Websters defines unconditional love as: affection with no limits or conditions; complete love.
I think I know how to love completely, or my eyes wouldn’t be sore from crying. After taking time to contemplate the Dove Wrapper, I’ve decided that the phrase: Dare to love completely can mean loving yourself, because after all, don’t you have to love yourself completely in order to love someone else the way they deserve?
And while I think that the healthiest relationships involve unconditional love; the kind that God showed us through Christ, those relationships still involve boundaries.
Websters defines boundaries as: something that indicates bounds or limits; a limiting or bounding line.
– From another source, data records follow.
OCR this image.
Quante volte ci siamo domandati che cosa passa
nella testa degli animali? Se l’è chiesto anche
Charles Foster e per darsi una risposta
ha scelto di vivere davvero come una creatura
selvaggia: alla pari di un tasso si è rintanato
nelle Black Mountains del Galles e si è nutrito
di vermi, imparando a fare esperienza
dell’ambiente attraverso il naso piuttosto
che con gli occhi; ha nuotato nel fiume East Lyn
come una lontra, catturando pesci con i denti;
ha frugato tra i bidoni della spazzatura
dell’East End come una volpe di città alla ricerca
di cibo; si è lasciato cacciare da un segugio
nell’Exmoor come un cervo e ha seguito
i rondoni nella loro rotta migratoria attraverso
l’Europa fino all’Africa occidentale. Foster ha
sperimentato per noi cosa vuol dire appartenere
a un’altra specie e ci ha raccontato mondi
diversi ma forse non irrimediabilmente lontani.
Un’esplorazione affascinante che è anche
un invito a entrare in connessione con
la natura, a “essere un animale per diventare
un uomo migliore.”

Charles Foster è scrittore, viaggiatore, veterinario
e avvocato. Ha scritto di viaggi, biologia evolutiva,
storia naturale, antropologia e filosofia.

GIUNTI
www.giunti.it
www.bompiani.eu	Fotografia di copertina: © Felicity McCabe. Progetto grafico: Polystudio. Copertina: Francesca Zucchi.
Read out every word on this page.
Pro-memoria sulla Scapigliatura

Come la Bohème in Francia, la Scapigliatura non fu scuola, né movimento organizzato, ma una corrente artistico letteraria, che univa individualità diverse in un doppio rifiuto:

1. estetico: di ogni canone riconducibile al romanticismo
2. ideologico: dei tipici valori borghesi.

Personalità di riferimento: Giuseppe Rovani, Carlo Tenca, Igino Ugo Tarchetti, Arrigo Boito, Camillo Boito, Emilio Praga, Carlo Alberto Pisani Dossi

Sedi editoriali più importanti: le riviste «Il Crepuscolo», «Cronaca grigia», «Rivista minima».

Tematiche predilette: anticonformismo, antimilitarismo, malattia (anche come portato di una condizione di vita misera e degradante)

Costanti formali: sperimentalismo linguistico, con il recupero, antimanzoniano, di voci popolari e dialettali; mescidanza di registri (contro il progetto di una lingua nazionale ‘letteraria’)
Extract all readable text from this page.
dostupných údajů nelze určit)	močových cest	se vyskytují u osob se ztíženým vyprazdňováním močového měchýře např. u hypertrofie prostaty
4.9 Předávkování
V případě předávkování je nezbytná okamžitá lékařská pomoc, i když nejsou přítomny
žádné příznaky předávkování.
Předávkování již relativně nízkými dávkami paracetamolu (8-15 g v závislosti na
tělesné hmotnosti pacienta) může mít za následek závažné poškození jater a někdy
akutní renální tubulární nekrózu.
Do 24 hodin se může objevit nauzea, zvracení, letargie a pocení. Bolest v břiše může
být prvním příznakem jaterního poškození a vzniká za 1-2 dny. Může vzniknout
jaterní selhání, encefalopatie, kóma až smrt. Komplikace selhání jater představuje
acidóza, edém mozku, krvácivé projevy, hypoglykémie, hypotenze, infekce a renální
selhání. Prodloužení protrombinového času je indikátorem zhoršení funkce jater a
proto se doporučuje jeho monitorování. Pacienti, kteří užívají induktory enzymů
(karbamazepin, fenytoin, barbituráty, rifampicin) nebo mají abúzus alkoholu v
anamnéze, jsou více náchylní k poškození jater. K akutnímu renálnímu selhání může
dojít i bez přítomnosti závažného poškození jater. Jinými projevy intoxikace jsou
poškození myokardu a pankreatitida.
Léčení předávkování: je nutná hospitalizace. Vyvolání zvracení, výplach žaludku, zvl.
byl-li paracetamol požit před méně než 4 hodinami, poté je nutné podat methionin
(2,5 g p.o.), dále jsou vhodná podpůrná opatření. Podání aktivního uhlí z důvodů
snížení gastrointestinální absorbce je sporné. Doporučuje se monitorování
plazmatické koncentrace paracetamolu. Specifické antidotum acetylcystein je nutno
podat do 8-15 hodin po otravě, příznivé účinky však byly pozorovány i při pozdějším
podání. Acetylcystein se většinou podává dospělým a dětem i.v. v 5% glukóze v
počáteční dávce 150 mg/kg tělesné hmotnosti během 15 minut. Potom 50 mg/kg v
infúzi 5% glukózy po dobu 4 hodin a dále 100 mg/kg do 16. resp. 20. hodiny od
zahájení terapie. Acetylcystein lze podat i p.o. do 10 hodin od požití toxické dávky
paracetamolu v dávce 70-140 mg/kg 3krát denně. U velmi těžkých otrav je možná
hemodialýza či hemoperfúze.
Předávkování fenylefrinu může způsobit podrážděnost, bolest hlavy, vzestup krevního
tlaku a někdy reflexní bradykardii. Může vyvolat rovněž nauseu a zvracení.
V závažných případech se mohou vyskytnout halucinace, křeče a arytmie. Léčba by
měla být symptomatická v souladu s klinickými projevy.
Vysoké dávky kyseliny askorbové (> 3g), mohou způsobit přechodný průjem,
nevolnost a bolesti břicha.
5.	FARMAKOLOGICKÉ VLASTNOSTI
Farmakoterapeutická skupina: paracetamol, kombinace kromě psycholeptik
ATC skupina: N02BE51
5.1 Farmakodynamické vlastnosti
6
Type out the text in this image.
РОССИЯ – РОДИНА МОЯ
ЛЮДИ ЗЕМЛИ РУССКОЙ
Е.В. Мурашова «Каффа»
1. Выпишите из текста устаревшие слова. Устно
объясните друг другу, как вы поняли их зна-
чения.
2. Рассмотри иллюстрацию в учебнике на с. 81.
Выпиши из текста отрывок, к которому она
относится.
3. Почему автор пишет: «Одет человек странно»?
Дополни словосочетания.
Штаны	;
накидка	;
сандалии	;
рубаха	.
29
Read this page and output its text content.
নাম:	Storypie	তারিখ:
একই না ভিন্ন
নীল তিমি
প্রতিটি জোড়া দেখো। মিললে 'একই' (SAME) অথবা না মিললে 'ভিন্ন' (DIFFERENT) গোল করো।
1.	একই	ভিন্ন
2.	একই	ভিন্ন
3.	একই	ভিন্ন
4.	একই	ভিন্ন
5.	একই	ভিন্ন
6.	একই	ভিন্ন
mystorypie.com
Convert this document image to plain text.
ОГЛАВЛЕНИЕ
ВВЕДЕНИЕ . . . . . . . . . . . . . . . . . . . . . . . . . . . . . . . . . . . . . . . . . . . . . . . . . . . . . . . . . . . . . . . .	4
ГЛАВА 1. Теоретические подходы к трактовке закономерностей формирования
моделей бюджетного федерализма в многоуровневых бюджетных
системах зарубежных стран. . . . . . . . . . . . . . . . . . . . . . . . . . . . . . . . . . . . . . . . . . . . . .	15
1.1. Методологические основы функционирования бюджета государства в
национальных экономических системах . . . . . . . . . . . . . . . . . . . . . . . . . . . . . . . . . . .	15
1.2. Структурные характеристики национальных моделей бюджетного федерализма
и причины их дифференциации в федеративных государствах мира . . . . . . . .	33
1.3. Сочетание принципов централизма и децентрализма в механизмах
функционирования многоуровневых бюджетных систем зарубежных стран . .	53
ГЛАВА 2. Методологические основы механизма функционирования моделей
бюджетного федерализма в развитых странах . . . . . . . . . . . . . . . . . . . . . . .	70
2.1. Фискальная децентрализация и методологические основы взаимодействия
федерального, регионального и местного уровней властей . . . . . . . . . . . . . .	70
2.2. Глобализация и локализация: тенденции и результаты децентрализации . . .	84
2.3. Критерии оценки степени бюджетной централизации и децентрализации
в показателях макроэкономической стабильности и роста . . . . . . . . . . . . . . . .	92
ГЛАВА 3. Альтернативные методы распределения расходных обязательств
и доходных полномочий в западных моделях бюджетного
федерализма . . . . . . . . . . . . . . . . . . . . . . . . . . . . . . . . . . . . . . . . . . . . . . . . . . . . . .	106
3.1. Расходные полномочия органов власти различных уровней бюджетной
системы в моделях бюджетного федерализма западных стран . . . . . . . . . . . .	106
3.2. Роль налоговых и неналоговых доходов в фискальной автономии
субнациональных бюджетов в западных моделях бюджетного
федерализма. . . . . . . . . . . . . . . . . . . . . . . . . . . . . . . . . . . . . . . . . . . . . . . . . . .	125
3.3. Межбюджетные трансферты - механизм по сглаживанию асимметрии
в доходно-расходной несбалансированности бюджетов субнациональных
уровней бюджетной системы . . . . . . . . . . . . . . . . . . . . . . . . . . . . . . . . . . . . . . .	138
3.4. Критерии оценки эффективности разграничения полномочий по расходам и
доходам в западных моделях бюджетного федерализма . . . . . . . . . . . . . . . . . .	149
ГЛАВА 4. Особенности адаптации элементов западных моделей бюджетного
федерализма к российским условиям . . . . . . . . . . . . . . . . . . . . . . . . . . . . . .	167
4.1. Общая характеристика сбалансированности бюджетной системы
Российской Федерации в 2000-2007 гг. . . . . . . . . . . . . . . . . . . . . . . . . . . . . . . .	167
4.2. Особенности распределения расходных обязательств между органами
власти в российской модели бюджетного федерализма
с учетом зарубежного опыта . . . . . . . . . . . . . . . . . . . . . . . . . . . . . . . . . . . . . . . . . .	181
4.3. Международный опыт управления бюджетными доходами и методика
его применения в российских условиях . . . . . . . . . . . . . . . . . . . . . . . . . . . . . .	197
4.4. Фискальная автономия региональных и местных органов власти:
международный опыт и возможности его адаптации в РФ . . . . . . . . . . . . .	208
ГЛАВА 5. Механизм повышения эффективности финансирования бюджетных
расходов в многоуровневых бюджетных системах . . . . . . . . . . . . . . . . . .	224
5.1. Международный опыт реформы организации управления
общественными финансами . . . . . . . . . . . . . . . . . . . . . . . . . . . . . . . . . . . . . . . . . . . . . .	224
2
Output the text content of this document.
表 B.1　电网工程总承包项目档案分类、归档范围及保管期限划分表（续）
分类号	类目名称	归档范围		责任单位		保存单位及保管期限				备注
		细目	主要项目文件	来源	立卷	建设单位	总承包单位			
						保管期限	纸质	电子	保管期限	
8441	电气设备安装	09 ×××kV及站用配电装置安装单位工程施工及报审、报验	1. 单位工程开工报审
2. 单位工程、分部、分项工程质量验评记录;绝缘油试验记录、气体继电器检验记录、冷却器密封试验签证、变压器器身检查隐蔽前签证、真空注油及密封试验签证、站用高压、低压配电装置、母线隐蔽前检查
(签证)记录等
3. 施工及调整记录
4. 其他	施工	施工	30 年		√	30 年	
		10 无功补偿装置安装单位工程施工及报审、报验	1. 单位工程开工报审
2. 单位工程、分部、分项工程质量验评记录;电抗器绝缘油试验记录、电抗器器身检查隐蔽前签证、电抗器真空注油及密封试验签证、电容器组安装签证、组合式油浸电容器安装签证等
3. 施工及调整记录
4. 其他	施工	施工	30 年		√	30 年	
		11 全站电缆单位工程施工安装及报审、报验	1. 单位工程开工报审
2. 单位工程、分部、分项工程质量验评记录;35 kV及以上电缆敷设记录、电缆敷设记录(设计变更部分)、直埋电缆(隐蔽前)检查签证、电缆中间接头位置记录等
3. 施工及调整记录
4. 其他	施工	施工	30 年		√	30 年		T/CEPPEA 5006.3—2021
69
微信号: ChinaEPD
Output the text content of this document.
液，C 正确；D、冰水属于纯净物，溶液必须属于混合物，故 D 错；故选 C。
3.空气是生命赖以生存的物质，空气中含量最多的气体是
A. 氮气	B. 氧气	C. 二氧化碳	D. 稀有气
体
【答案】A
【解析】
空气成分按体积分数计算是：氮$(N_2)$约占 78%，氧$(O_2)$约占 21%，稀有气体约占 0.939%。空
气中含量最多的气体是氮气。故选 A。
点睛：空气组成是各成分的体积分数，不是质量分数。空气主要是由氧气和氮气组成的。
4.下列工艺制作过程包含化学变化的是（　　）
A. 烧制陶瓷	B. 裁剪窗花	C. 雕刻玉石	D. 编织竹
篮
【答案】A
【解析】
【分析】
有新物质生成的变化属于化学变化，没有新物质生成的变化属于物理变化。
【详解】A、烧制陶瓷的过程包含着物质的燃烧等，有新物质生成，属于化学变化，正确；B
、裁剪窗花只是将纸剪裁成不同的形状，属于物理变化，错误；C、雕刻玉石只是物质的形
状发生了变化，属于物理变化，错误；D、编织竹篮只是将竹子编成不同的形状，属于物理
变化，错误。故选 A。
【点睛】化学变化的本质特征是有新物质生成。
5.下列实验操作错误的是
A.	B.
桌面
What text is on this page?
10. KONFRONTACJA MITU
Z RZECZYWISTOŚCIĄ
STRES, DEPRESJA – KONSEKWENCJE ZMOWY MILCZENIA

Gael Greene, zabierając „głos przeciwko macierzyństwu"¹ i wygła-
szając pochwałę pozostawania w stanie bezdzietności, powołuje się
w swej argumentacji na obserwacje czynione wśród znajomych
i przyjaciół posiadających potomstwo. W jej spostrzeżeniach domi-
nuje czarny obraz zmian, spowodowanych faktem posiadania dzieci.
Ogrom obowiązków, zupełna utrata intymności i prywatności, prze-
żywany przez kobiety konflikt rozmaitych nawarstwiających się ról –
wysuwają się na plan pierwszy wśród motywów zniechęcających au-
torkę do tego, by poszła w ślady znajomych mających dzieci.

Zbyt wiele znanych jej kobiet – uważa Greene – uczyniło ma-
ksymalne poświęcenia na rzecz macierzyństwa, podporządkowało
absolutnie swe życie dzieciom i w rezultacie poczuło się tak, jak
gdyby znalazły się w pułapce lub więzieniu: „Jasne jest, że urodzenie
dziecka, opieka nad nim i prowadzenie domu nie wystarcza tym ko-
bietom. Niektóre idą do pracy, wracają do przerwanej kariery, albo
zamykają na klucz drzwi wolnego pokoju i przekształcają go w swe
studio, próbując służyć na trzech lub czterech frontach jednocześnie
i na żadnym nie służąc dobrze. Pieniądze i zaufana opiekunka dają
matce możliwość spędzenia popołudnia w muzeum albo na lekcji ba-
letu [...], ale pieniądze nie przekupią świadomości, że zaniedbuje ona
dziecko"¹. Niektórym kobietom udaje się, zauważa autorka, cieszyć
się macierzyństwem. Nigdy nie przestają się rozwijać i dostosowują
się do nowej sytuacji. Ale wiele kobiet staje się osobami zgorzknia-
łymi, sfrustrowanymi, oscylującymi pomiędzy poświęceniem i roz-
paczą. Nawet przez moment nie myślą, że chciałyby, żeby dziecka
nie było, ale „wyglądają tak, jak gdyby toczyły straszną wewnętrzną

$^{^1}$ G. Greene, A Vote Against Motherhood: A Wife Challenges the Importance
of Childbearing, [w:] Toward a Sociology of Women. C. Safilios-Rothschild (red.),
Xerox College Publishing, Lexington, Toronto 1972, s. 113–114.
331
In the case of setting boundaries for the health of one’s self, they help us avoid pain and irresponsibility and they’re also important for guarding and nurturing our souls. They’re like fences with a gate. You can control what comes in and what goes out. Love can only exist, where there is freedom – both for us and the people around us. Boundaries help us define the freedom we have and the freedom we don’t have.
I think the true purpose of boundaries isn’t setting up ultimatums to control the behavior of others, it’s about taking personal responsibility for your actions; it’s setting up the breaking point for yourself; what is acceptable and unacceptable to you for the sake of your soul.
If both of these don’t exist, how can one have a truly, happy, healthy relationship?
Ve says
I talked to a friend night before last who I honestly love unconditionally. He was bad TO me and bad FOR me when we tried to be more than friends. He is an addict, he was emotionally abusive. But despite all of his shortcomings, and pitfalls . . . I love him still . . . unconditionally. No matter what he does . . . I will love him still.
But we are not together, because his idea of a relationship was outside of my boundaries. Infidelity is outside of my boundaries, substance abuse is outside of my boundaries, taking me, my livelihood, and my devotion for granted is outside of my boundaries, and a refusal to work on self is outside of my boundaries.
So while I love him, still . . . unconditionally. There are certain aspects of my life that he is no longer allowed to be a part of. I will love him only so far as loving him doesn’t get in the way of loving me.
And it’s funny, but when I said that to him and then DID that to him . . . he was able to see that he needed help for his addictions and his emotional scars.
This situation has allowed me to see that setting and enforcing boundaries is the ultimate expression of Love.
Toni says
Great post.
Ian S. says
I don’t have any definitive answers for you, but I’m sorry you’re going through it, and you’re not alone. I feel ya – I’m working on it myself.
Ugh – remember when this used to be easy?
Shauna says
Great post – you are in my thoughts and prayers as your life is obviously giving you a few hurdles to overcome.